1. DOES MY COMPANY QUALIFY?
We can generally answer this question when we receive three items: Contractor’s Questionnaire, Corporate year-end Balance Sheet and P&L, and Personal Financial Statement for all owner(s)/spouse(s). We will eventually need the balance of the required information. However, these three items cover the primary qualification.
2. WHAT SIZE CONTRACT DO WE QUALIFY FOR?
There are multiple answers for this question. Some deal with the size of your company’s largest completed project.

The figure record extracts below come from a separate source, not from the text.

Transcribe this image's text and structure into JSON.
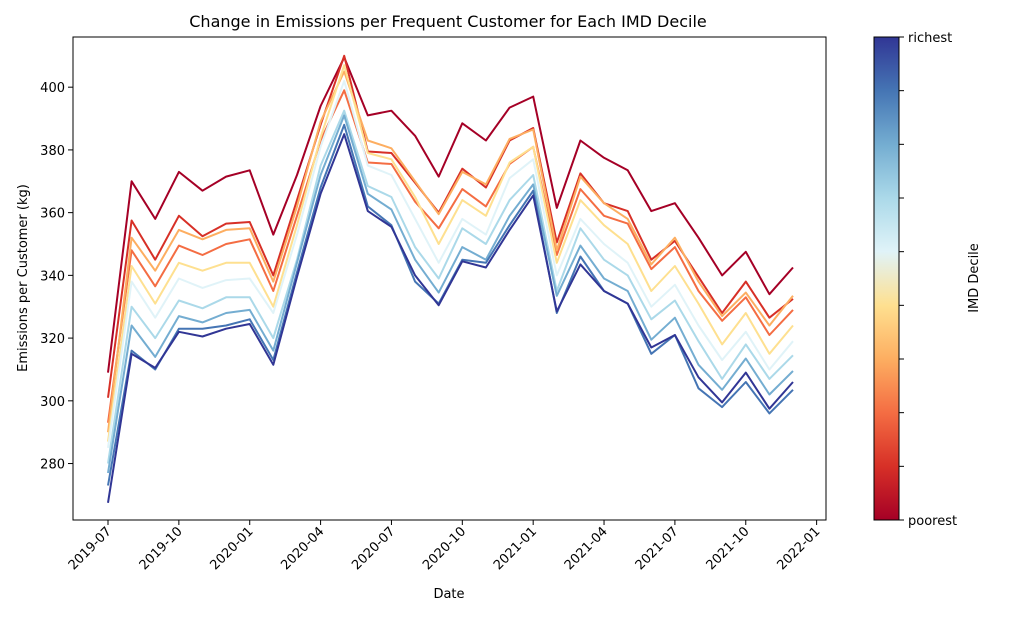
{
  "chart_data": {
    "type": "line",
    "title": "Change in Emissions per Frequent Customer for Each IMD Decile",
    "xlabel": "Date",
    "ylabel": "Emissions per Customer (kg)",
    "ylim": [
      262,
      416
    ],
    "yticks": [
      "280",
      "300",
      "320",
      "340",
      "360",
      "380",
      "400"
    ],
    "xticks": [
      "2019-07",
      "2019-10",
      "2020-01",
      "2020-04",
      "2020-07",
      "2020-10",
      "2021-01",
      "2021-04",
      "2021-07",
      "2021-10",
      "2022-01"
    ],
    "x": [
      "2019-07",
      "2019-08",
      "2019-09",
      "2019-10",
      "2019-11",
      "2019-12",
      "2020-01",
      "2020-02",
      "2020-03",
      "2020-04",
      "2020-05",
      "2020-06",
      "2020-07",
      "2020-08",
      "2020-09",
      "2020-10",
      "2020-11",
      "2020-12",
      "2021-01",
      "2021-02",
      "2021-03",
      "2021-04",
      "2021-05",
      "2021-06",
      "2021-07",
      "2021-08",
      "2021-09",
      "2021-10",
      "2021-11",
      "2021-12"
    ],
    "grid": false,
    "colorbar": {
      "label": "IMD Decile",
      "top_label": "richest",
      "bottom_label": "poorest",
      "colors": [
        "#a50026",
        "#d73027",
        "#f46d43",
        "#fdae61",
        "#fee090",
        "#e0f3f8",
        "#abd9e9",
        "#74add1",
        "#4575b4",
        "#313695"
      ]
    },
    "series": [
      {
        "values": [
          309,
          370,
          358,
          373,
          367,
          371.5,
          373.5,
          353,
          372,
          394,
          409.5,
          391,
          392.5,
          384.5,
          371.5,
          388.5,
          383,
          393.5,
          397,
          361.5,
          383,
          377.5,
          373.5,
          360.5,
          363,
          352,
          340,
          347.5,
          334,
          342.5
        ]
      },
      {
        "values": [
          301,
          357.5,
          345,
          359,
          352.5,
          356.5,
          357,
          340,
          364,
          388,
          410,
          379.5,
          379,
          369.5,
          360,
          374,
          368,
          383,
          387,
          350.5,
          372.5,
          363,
          360.5,
          345,
          351,
          339.5,
          328,
          338,
          326.5,
          332.5
        ]
      },
      {
        "values": [
          293,
          348,
          336.5,
          349.5,
          346.5,
          350,
          351.5,
          335,
          359,
          383,
          399,
          376,
          375.5,
          363.5,
          355,
          367.5,
          362,
          375.5,
          381,
          346.5,
          367.5,
          359,
          356.5,
          342,
          349,
          335,
          325.5,
          333,
          321,
          329
        ]
      },
      {
        "values": [
          290,
          352,
          341.5,
          354.5,
          351.5,
          354.5,
          355,
          338,
          362,
          389,
          405,
          383,
          380.5,
          370,
          359.5,
          373,
          369,
          383.5,
          386.5,
          348,
          371.5,
          363,
          358,
          343.5,
          352,
          338,
          327,
          334.5,
          324,
          333.5
        ]
      },
      {
        "values": [
          287,
          343,
          331,
          344,
          341.5,
          344,
          344,
          330,
          356,
          384,
          407,
          379,
          377,
          365,
          350,
          364,
          359,
          376,
          381,
          344,
          364,
          356,
          350,
          335,
          343,
          331,
          318,
          328,
          315,
          324
        ]
      },
      {
        "values": [
          285,
          338,
          326.5,
          339,
          336,
          338.5,
          339,
          328,
          353,
          381,
          402,
          375,
          372,
          358,
          344,
          358,
          353,
          371,
          377,
          340,
          358,
          350,
          344,
          330,
          337,
          324,
          313,
          322,
          310,
          319
        ]
      },
      {
        "values": [
          280,
          330,
          320,
          332,
          329.5,
          333,
          333,
          320,
          345,
          375,
          392.5,
          368.5,
          365,
          349,
          339,
          355,
          350,
          364,
          372,
          335,
          355,
          345,
          340,
          326,
          332,
          319,
          307,
          318,
          307,
          314.5
        ]
      },
      {
        "values": [
          277,
          324,
          314,
          327,
          325,
          328,
          329,
          316,
          344,
          372,
          391,
          366,
          361,
          345,
          334.5,
          349,
          345,
          359,
          369,
          333.5,
          349.5,
          339,
          335,
          319.5,
          326.5,
          311.5,
          303.5,
          313.5,
          302,
          309.5
        ]
      },
      {
        "values": [
          273,
          316,
          310,
          323,
          323,
          324,
          326,
          313,
          341,
          368,
          388,
          362,
          356,
          338,
          331,
          345,
          344,
          356,
          367,
          328,
          346,
          335,
          331,
          315,
          321,
          304,
          298,
          306,
          296,
          303.5
        ]
      },
      {
        "values": [
          267.5,
          315,
          310.5,
          322,
          320.5,
          323,
          324.5,
          311.5,
          339.5,
          366,
          385,
          360.5,
          355.5,
          340,
          330.5,
          344.5,
          342.5,
          354.5,
          365.5,
          328.5,
          343.5,
          335,
          331,
          317,
          321,
          307.5,
          299.5,
          309,
          297.5,
          306
        ]
      }
    ]
  }
}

There are surety programs that, with proper documentation, may allow approval to bid projects anywhere from 1.5x to 3x larger than your largest completed project.

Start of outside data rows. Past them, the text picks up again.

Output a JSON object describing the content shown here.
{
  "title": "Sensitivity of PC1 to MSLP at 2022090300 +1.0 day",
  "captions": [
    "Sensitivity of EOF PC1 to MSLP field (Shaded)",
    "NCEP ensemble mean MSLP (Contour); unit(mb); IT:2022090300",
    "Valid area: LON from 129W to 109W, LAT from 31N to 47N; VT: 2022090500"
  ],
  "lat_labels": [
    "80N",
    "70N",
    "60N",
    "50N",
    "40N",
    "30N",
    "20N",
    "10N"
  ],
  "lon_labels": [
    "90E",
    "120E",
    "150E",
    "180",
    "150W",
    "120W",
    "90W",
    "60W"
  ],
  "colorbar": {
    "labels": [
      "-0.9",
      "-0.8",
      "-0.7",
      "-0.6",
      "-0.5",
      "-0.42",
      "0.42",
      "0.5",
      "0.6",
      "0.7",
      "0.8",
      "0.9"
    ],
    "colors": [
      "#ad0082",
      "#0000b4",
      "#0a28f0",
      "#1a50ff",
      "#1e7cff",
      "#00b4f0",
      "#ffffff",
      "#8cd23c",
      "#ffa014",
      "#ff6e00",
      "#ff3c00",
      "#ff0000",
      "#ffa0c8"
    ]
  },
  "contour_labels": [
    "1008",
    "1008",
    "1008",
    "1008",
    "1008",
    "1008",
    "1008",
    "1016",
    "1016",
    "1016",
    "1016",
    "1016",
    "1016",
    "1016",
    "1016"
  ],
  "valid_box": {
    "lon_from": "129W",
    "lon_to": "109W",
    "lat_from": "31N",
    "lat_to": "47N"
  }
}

3. HOW QUICKLY CAN OUR COMPANY COMPLETE THE PROCESS?
After we receive all required documents in-hand, we can process the application with the surety and respond to the contractor within 48 hours.
4. WHAT IS THE BEST METHOD TO CONTACT NATIONAL SURETY SERVICES?

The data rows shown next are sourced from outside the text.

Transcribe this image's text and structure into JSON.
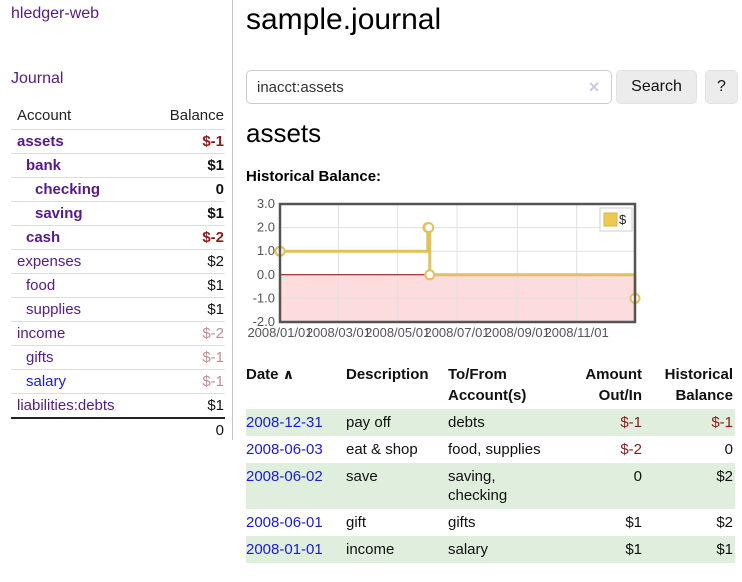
{
  "colors": {
    "link_purple": "#551a8b",
    "link_blue": "#1b1bd3",
    "negative_strong": "#8c1a1a",
    "negative_soft": "#bc8f8f",
    "row_green": "#dfeedd",
    "chart_gold": "#e4c05a",
    "chart_negative_bg": "#fcdcdc",
    "zero_line": "#8b0000"
  },
  "sidebar": {
    "app_title": "hledger-web",
    "nav_journal": "Journal",
    "accounts": {
      "header_account": "Account",
      "header_balance": "Balance",
      "rows": [
        {
          "name": "assets",
          "balance": "$-1",
          "indent": 0,
          "bold": true,
          "name_color": "purple",
          "balance_color": "negative"
        },
        {
          "name": "bank",
          "balance": "$1",
          "indent": 1,
          "bold": true,
          "name_color": "purple",
          "balance_color": "black"
        },
        {
          "name": "checking",
          "balance": "0",
          "indent": 2,
          "bold": true,
          "name_color": "purple",
          "balance_color": "black"
        },
        {
          "name": "saving",
          "balance": "$1",
          "indent": 2,
          "bold": true,
          "name_color": "purple",
          "balance_color": "black"
        },
        {
          "name": "cash",
          "balance": "$-2",
          "indent": 1,
          "bold": true,
          "name_color": "purple",
          "balance_color": "negative"
        },
        {
          "name": "expenses",
          "balance": "$2",
          "indent": 0,
          "bold": false,
          "name_color": "purple",
          "balance_color": "black"
        },
        {
          "name": "food",
          "balance": "$1",
          "indent": 1,
          "bold": false,
          "name_color": "purple",
          "balance_color": "black"
        },
        {
          "name": "supplies",
          "balance": "$1",
          "indent": 1,
          "bold": false,
          "name_color": "purple",
          "balance_color": "black"
        },
        {
          "name": "income",
          "balance": "$-2",
          "indent": 0,
          "bold": false,
          "name_color": "purple",
          "balance_color": "negative_soft"
        },
        {
          "name": "gifts",
          "balance": "$-1",
          "indent": 1,
          "bold": false,
          "name_color": "purple",
          "balance_color": "negative_soft"
        },
        {
          "name": "salary",
          "balance": "$-1",
          "indent": 1,
          "bold": false,
          "name_color": "blue",
          "balance_color": "negative_soft"
        },
        {
          "name": "liabilities:debts",
          "balance": "$1",
          "indent": 0,
          "bold": false,
          "name_color": "purple",
          "balance_color": "black"
        }
      ],
      "total": "0"
    }
  },
  "main": {
    "title": "sample.journal",
    "search": {
      "value": "inacct:assets",
      "clear_icon": "×",
      "search_button": "Search",
      "help_button": "?"
    },
    "account_heading": "assets",
    "register": {
      "headers": {
        "date": "Date",
        "sort_icon": "∧",
        "description": "Description",
        "tofrom": "To/From Account(s)",
        "amount": "Amount Out/In",
        "historical": "Historical Balance"
      },
      "rows": [
        {
          "date": "2008-12-31",
          "description": "pay off",
          "accounts": "debts",
          "amount": "$-1",
          "amount_color": "negative",
          "historical": "$-1",
          "historical_color": "negative"
        },
        {
          "date": "2008-06-03",
          "description": "eat & shop",
          "accounts": "food, supplies",
          "amount": "$-2",
          "amount_color": "negative",
          "historical": "0",
          "historical_color": "black"
        },
        {
          "date": "2008-06-02",
          "description": "save",
          "accounts": "saving, checking",
          "amount": "0",
          "amount_color": "black",
          "historical": "$2",
          "historical_color": "black"
        },
        {
          "date": "2008-06-01",
          "description": "gift",
          "accounts": "gifts",
          "amount": "$1",
          "amount_color": "black",
          "historical": "$2",
          "historical_color": "black"
        },
        {
          "date": "2008-01-01",
          "description": "income",
          "accounts": "salary",
          "amount": "$1",
          "amount_color": "black",
          "historical": "$1",
          "historical_color": "black"
        }
      ]
    }
  },
  "chart_data": {
    "type": "line",
    "step": true,
    "title": "Historical Balance:",
    "x": [
      "2008-01-01",
      "2008-06-01",
      "2008-06-02",
      "2008-06-03",
      "2008-12-31"
    ],
    "series": [
      {
        "name": "$",
        "values": [
          1,
          2,
          2,
          0,
          -1
        ]
      }
    ],
    "xlim": [
      "2008-01-01",
      "2008-12-31"
    ],
    "ylim": [
      -2,
      3
    ],
    "y_tick_labels": [
      "3.0",
      "2.0",
      "1.0",
      "0.0",
      "-1.0",
      "-2.0"
    ],
    "x_tick_dates": [
      "2008-01-01",
      "2008-03-01",
      "2008-05-01",
      "2008-07-01",
      "2008-09-01",
      "2008-11-01"
    ],
    "x_tick_labels": [
      "2008/01/01",
      "2008/03/01",
      "2008/05/01",
      "2008/07/01",
      "2008/09/01",
      "2008/11/01"
    ],
    "legend": {
      "label": "$",
      "position": "top-right"
    },
    "grid": true
  }
}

Give us a call, we’re old school. Call 800-953-6699 or 770-394-9444. Just ask for someone to help you with a bonding question.
5. WHAT IF THE OWNER(S)/SPOUSE(S) HAVE POOR PERSONAL CREDIT?
We can generally answer this question when we receive three items: Contractor’s Questionnaire, Corporate year-end Balance Sheet and P&L, and Personal Financial Statement for all owner(s)/spouse(s). We will eventually need the balance of the required information. However, these three items cover the primary qualification.
6. WHAT IS A BID BOND?
It is a written guaranty from a third party guarantor which is usually an insurance (surety) company. The bid bond is submitted to the project owner by a contractor (bidder). The bid bond ensures that if the project owner accepts the contractors bid (usually the low bid), the contractor will proceed with entering into the actual contract with the owner, provide all required insurance coverage and will replace the bid bond with a performance and/or payment bond. If the contractor (bidder), declines to enter in the contract or is unable to satisfy any of the contract requirements, it opens the possibility of the surety paying the project owner the difference between the contractor’s bid and the next highest bidder subject to the penal sum of the bid bond.
7. WHAT IS A PAYMENT BOND?
A guaranty issued by an insurance company (Surety) that assumes all liability that the contractor will pay all its employees, suppliers, subcontractors, and others creditors on time and in full. In many situations second and third tier vendors and subcontractors are also guaranteed under this bond. These are also referred to as contract payment bonds.
8. WHAT IS A PERFORMANCE BOND?
A written guaranty issued by an insurance company (surety) that guarantees all the provision of the contract and all items pertaining to the contract. A performance bond ensures payment of a sum (not exceeding a stated maximum) to the project owner should the contractor fail in the full performance of the contract. Performance bonds are usually issued in the amount of 100 percent of the contract price.